Bei der Arbeit mit positiver Verstärkung hingegen, folgt auf ein ohne Druck initiiertes Verhalten ein angenehmer Reiz, etwas für das Pferd erstrebenswertes, so dass es das Verhalten zukünftig häufiger anbieten wird und man es mit einem Signal verknüpfen kann. Reagiert das Pferd nicht wie gewünscht, bleibt eine Belohnung aus; ggf. wird sogar etwas Angenehmes als „Strafe“ entfernt, wenn z. B. der Mensch die Trainingsumgebung verlässt (negative Strafe).
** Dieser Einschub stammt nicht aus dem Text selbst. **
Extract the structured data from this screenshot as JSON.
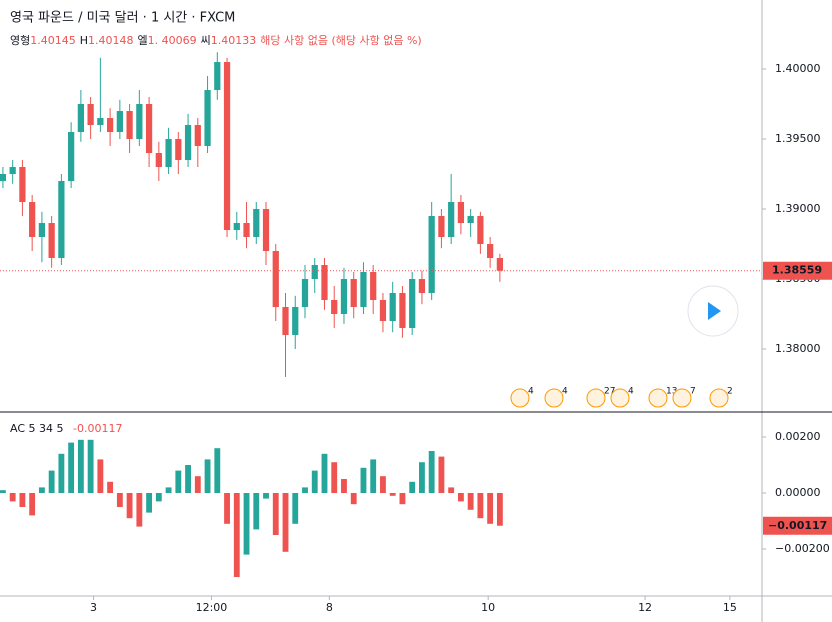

Positive und negative Verstärkung im Herdenzusammenschluss
Denkt man nun über das Zusammenleben von Pferden nach, so fallen einem tatsächliche viele Situationen ein, in denen Pferde mittels negativer Verstärkung miteinander kommunizieren. Möchte ein Pferd verhindern, dass ein anderes in seinen Raum eindringt oder diesen verlässt, so wird es z. B. mit einer milden Androhung von körperlichen Konsequenzen beginnen und ggf. sogar körperliche Konsequenzen folgend lassen, falls notwendig. Hierbei geht es in erster Linie um die Verteidigung von Ressourcen wie z. B. Futter, Wasser, bestimmte Plätze oder auch den eigenen Raum. Durch das Verlassen des Raumes oder das Überlassen der Ressource wird hierbei der Unterlegene durch das Nachlassen des Drucks belohnt. Und auch der situativ dominante Part wird belohnt, da er mit seiner Aktion erfolgt hatte. Ein Teil des Verständnisses der Körpersprache ist hierbei durchaus genetisch veranlagt, der größte Teil ist jedoch im Laufe des Lebens durch Erfahrung erlernt. Einer der Gründe für eine gute Aufzucht, denn Versäumtes ist später nur schwer nachzuholen und endet mit schlechter Sozialisierung.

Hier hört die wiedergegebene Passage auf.